Case in point, from the Sacramento Bee:

When Carol Wallace sold her Sun City Roseville home two years ago, she got an expensive reminder from her lender.

She owed $5,964. Why? She had paid off her adjustable-rate mortgage early.

The lender offered to waive it, Wallace said, if she'd buy another house with one of their loans. But here was the point: She had cancer and didn't intend to buy again. She had to pay up.

Two years later, still ill, Wallace still fumes.

"It's written in my paperwork when I die to remind my kids," she said. "It says if there's a class action lawsuit, to remember me, to get my $6,000." . . .
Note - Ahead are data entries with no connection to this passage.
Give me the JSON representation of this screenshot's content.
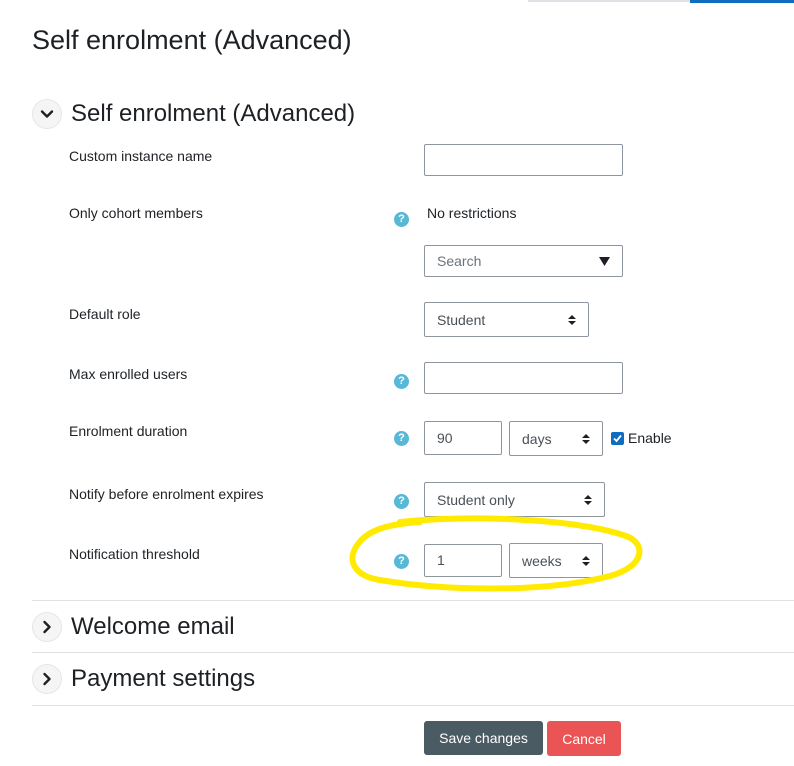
{
  "page": {
    "title": "Self enrolment (Advanced)"
  },
  "sections": {
    "general": {
      "title": "Self enrolment (Advanced)"
    },
    "welcome_email": {
      "title": "Welcome email"
    },
    "payment_settings": {
      "title": "Payment settings"
    }
  },
  "form": {
    "custom_instance_name": {
      "label": "Custom instance name",
      "value": ""
    },
    "only_cohort_members": {
      "label": "Only cohort members",
      "current": "No restrictions",
      "search_placeholder": "Search"
    },
    "default_role": {
      "label": "Default role",
      "selected": "Student"
    },
    "max_enrolled_users": {
      "label": "Max enrolled users",
      "value": ""
    },
    "enrolment_duration": {
      "label": "Enrolment duration",
      "value": "90",
      "unit": "days",
      "enable_label": "Enable",
      "enabled": true
    },
    "notify_before_expires": {
      "label": "Notify before enrolment expires",
      "selected": "Student only"
    },
    "notification_threshold": {
      "label": "Notification threshold",
      "value": "1",
      "unit": "weeks"
    }
  },
  "buttons": {
    "save": "Save changes",
    "cancel": "Cancel"
  },
  "icons": {
    "help": "question-circle-icon",
    "expanded": "chevron-down-icon",
    "collapsed": "chevron-right-icon",
    "dropdown": "caret-down-icon",
    "select": "sort-arrows-icon"
  },
  "colors": {
    "help_icon": "#58b8d6",
    "primary_button": "#4b5b63",
    "cancel_button": "#ea5454",
    "checkbox": "#0f6cbf",
    "highlight": "#ffea00"
  }
}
Wallace said she knew she had a prepayment penalty. "But I didn't think it would be a problem because I didn't think I would have to move," she said.
Very few people, I suspect, make any decision about buying or financing a home, including but not limited to the prepayment penalty option, based on their fear that they might be diagnosed with a disabling disease in the next three years. We tend to think that people who obsess about very low-probability, very high-severity events are, well, obsessives.

Wallace was, unfortunately, the one it happened to. I suspect she thought--perhaps we all think--there should be some sort of "hardship exclusion" in her case. But there isn't one, and people sign these things all day without worrying that there isn't one. Perhaps they think to themselves, as Wallace did, that they would only move if they were forced to. By a hardship. Which isn't excluded.

And Wallace thinks she should be part of a "class action." I am trying to imagine how large a "class" of borrowers who suffered a very low-probability event would be.

I have myself come to the conclusion that prepayment penalties should be banned entirely. Not because Ms. Wallace's logic makes any sense to me, but because it doesn't make any sense to me but I suspect it does to most people with a prepayment penalty. And that is evidence enough that consumers cannot understand them.